Los barqueros usando sus pies para remar, el paso por debajo de las cuevas, imágenes de los lugareños, los espectaculares paisajes, Marijose regateando con nuestra barquera...
Ésas son algunas de las imágenes que veréis en este vídeo corto que hemos preparado para ustedes, de unos cinco minutitos aproximadamente.
Esperamos que lo disfruten, casi tanto como lo hicimos nosotros.






viernes, 11 de mayo de 2012

Tam Coc. El arte de remar ... ¡Con los pies! (2ª parte)


Antes de proseguir el relato de nuestra aventura, que nos llevaría al último punto que visitamos en Vietnam, es de obligada parada crear este artículo, pues se trata de narrar una de las cosas más singulares que nos hemos encontrado en nuestro periplo asiático.


La pesca con cormoranes en el Sur de China, es algo importante del folklore local, pero que ha quedado ya prácticamente para el recuerdo, y es algo que se explota también como reclamo para atraer a los turistas.



Aquí, en Tam Coc, podrían estar explotando algo parecido con la manera tan estrafalaria de remar que tienen los barqueros locales.


Comentario especial merece una de las atracciones más famosas de este sitio, es esa original estampa que ofrecen los remeros/as de este sitio, con su singular forma de remar con los pies, una habilidad que es realmente espectacular de ser observada, la maestría con la que mueven los remos, mejor incluso que con las propias manos.


Muchos podrían imaginar que esa extraña habilidad que han desarrollado los paisanos del lugar, es solo una "pose" para atraer turistas.
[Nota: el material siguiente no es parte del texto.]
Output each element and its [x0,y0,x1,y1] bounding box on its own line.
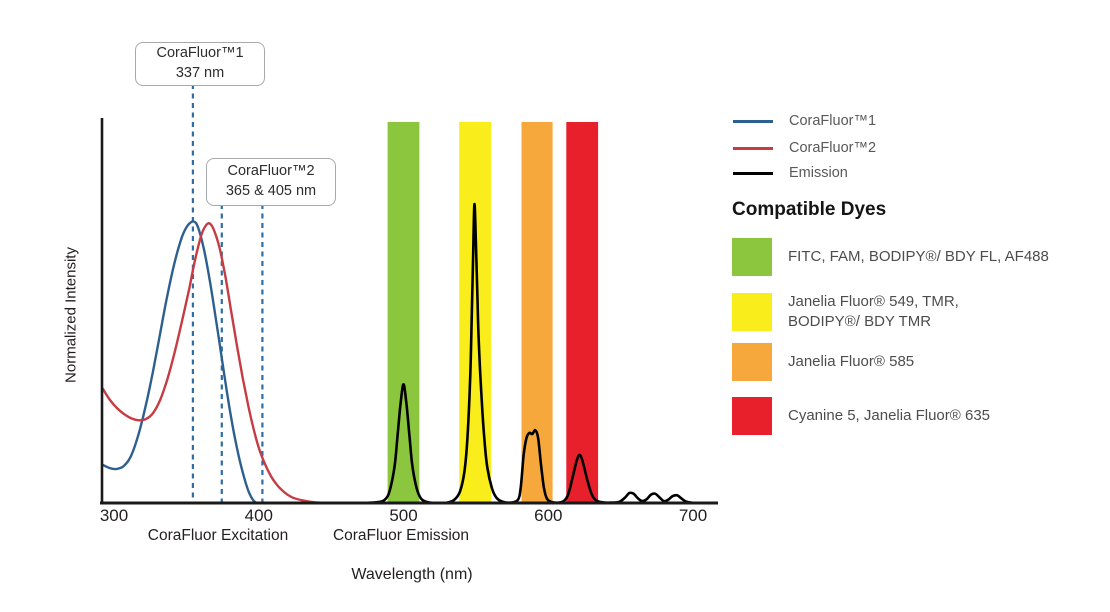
dye-label: Janelia Fluor® 549, TMR, BODIPY®/ BDY TM… [788,293,959,330]
spectrum-curve-corafluor-2 [101,222,330,505]
dye-label: Cyanine 5, Janelia Fluor® 635 [788,407,991,425]
dye-item-yellow: Janelia Fluor® 549, TMR, BODIPY®/ BDY TM… [732,292,959,331]
x-axis-section-excitation: CoraFluor Excitation [147,527,289,544]
annotation-title: CoraFluor™1 [156,45,244,62]
spectrum-curve-emission [351,202,701,505]
x-axis-title: Wavelength (nm) [351,566,473,583]
dye-item-orange: Janelia Fluor® 585 [732,343,914,381]
x-tick-label-300: 300 [100,506,128,525]
dye-item-green: FITC, FAM, BODIPY®/ BDY FL, AF488 [732,238,1049,276]
annotation-box-corafluor2: CoraFluor™2 365 & 405 nm [206,158,336,206]
green-color-swatch [732,238,772,276]
line-swatch-blue [733,119,773,123]
x-tick-label-600: 600 [534,506,562,525]
legend-item-emission: Emission [733,165,848,181]
red-color-swatch [732,397,772,435]
dye-label: Janelia Fluor® 585 [788,353,915,371]
emission-window-band-0 [387,122,420,503]
yellow-color-swatch [732,292,772,331]
dye-item-red: Cyanine 5, Janelia Fluor® 635 [732,397,990,435]
annotation-value: 365 & 405 nm [225,183,317,199]
annotation-box-corafluor1: CoraFluor™1 337 nm [135,42,265,86]
legend-label: CoraFluor™2 [789,140,877,156]
x-tick-label-500: 500 [389,506,417,525]
emission-window-band-3 [566,122,599,503]
compatible-dyes-heading: Compatible Dyes [732,199,887,220]
orange-color-swatch [732,343,772,381]
line-swatch-red [733,146,773,150]
x-tick-label-400: 400 [245,506,273,525]
annotation-title: CoraFluor™2 [227,163,315,180]
spectrum-curve-corafluor-1 [101,220,258,505]
legend-label: Emission [789,165,848,181]
annotation-value: 337 nm [175,65,225,81]
line-swatch-black [733,171,773,175]
dye-label: FITC, FAM, BODIPY®/ BDY FL, AF488 [788,248,1049,266]
y-axis-label: Normalized Intensity [62,247,80,383]
legend-item-corafluor1: CoraFluor™1 [733,113,876,129]
x-axis-section-emission: CoraFluor Emission [332,527,470,544]
legend-label: CoraFluor™1 [789,113,877,129]
legend-item-corafluor2: CoraFluor™2 [733,140,876,156]
x-tick-label-700: 700 [679,506,707,525]
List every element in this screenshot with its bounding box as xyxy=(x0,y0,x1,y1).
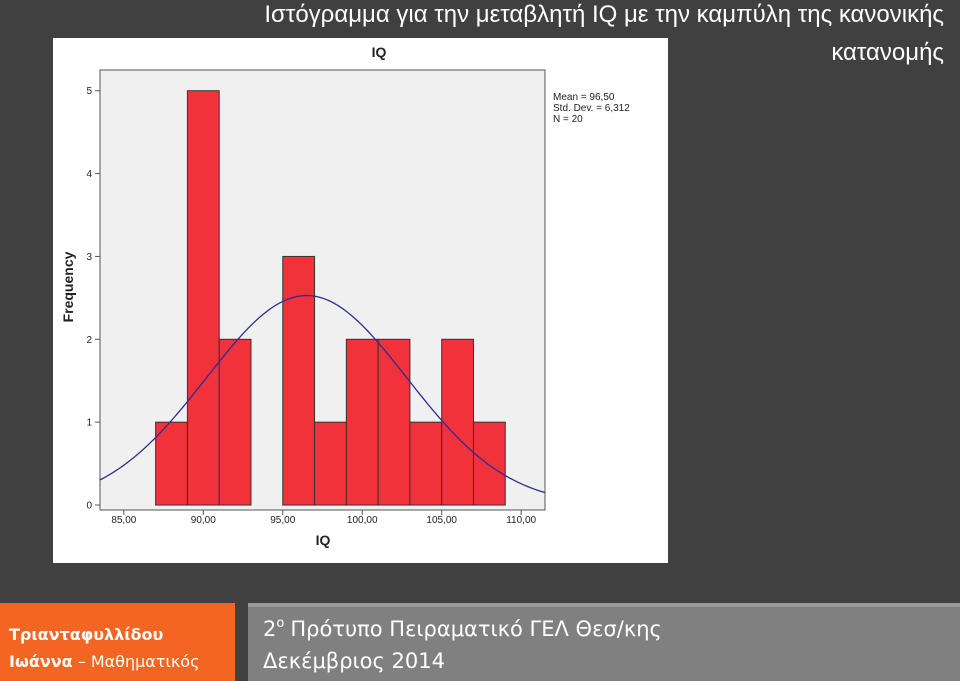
bar xyxy=(186,90,220,506)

Bien podría ser, pero la verdad es que cuando los ves en directo, uno se plantea si realmente no sería más cómodo y descansado esa manera que tienen tienen de hacerlo.


A lo largo de la excursión, podemos encontrarnos a los típicos fotógrafos que sacan sin parar fotografías a los turistas para luego intentar vendérselas, que mientras enfocan con sus modernas y caras cámaras digitales, van persiguiendo a los botes cargados de extranjeros manejando los remos de su barca con los pies.

Fotografiando turistas, remando con sus pies.

Los propios barqueros que pasean a los turistas, cuando se cansan de remar con las manos, apoyan su espalda en una sillita que tienen en su puesto, y comienzan a trabajar con los pies, denotando en sus caras, gran alivio.


No solo llega hasta los turistas la cosa. Cuando observamos las curiosas imágenes rurales, tan singularmente entremezcladas en toda Asia con los aspectos más turísticos, podemos encontrarnos también, que los pescadores del río, por ejemplo, también usan sus pies para desplazar sus pequeños botes equipados con unos finos trasmallos en la proa, para ir persiguiendo a sus pequeñas presas.


Puede que nunca sepamos del todo bien la verdad y el porqué de esta técnica, pero lo que es cierto, es que tampoco es importante saberlo, es por si misma, una de las imágenes más curiosas que nos hemos encontrado en la parte conocida del mundo por nosotros.


Tam Coc, a pesar de ser un enclave meramente turístico, si uno sabe fijarse bien y abstraerse de lo que es puramente negocio, y a pesar de lo agresivos que puedan llegar a resultar los "caza-turistas", tiene millones de escenas curiosas y originales en todos los rincones, que evocan el misticismo y el romanticismo del viajero.



Digno de mención es por tanto, que no solo el paseo en barca a través de sus tres cuevas sean el único punto de atracción.


Lo pueden ser también, tanto la manera de remar de los barqueros, los espectaculares paisajes kársticos, por los que se pueden hacer algunas caminatas y como no, las imágenes estrambóticas y curiosas de la gente local, que continúan viviendo "a caballo" entre lo más turístico y sus costumbres de toda la vida.